Saturday, February 14, 2026

1952 In View

Friend o'the Archive Pete Putman recently sent along some very cool and interesting things related to the 1952 Topps Baseball set. With Spring Training kicking off for real right about now, what better time to take a look?

This first one is a bit of a question mark actually, although it was attributed to the 1952 set by Jim Fleck, who was Levi Bleam's (707 Sportscards) business partner until he passed away in 2020. This obviously never came to pass but it would have been something had it been manufactured:

It's unlike the plainly covered small albums Topps offered as premiums for their 1948-49 Hocus Focus (aka Magic Photo) and X-Ray Roundup (aka Pixie) cards and certainly not the same beast as their circa 1958-62 larger premium albums. If anyone knows more about this, I'd love to hear from you.

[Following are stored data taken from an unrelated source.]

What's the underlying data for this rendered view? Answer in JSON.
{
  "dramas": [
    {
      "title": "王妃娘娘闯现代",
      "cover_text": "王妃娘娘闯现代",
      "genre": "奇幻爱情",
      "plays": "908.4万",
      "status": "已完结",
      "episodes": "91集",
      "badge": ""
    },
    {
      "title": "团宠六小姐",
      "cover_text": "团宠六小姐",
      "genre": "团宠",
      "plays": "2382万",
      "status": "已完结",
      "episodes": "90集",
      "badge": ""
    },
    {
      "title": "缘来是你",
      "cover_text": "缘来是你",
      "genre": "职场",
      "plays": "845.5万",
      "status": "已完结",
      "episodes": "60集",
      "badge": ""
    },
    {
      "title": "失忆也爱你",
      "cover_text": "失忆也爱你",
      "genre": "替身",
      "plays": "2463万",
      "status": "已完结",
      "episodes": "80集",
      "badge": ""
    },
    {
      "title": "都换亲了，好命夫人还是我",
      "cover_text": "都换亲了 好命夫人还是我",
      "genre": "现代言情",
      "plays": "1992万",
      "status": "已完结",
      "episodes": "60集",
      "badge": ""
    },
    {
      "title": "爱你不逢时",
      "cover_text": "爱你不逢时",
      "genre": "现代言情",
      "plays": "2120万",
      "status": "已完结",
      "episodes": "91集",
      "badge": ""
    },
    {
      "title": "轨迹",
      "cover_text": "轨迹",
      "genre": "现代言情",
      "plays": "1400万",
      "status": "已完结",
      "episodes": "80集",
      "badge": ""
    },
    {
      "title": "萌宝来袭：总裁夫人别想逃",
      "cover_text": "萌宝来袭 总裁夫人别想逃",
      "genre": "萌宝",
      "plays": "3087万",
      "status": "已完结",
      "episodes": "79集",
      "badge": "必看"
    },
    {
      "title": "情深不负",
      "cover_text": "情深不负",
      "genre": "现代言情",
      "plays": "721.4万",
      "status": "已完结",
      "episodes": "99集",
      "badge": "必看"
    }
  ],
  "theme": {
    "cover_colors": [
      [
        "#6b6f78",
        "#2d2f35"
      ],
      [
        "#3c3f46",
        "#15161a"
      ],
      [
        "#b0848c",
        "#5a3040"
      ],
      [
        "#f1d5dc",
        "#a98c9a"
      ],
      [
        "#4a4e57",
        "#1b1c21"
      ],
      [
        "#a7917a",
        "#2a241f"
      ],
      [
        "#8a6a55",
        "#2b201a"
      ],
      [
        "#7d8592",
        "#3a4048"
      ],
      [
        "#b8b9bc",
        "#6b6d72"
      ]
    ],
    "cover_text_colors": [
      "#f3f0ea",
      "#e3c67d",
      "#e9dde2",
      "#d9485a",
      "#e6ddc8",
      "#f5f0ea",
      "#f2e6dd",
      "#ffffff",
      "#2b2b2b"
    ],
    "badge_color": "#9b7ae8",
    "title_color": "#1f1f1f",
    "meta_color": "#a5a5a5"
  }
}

Pete sent along some print oddities as well.  Here's Gus Zernial, with no black ink on the back:


This is the ghostly reverse:


The star looks like it was hand drawn, doesn't it? Here's a Spahn as well, just for high-kickin' fun:


Finally, here are two very noticeable color variants for Ray Boone.  The first is from the black back run:


While his red back has turned orange!


There can be gradations in these colors on each Boone as well.

There are many, many print anomalies in first series of the 1952 set; it almost seems like the color separations were redone as Topps flipped the backs from black to red. I'm hoping that one of the larger, in-depth projects I understand are presently being worked on by some hobbyists will eventually get around to showing them all, plus all the other variants within. If you study the 1952 Baseball set in depth, the colors and designs used on the fronts, especially in the first three series, it's a pretty wild ride.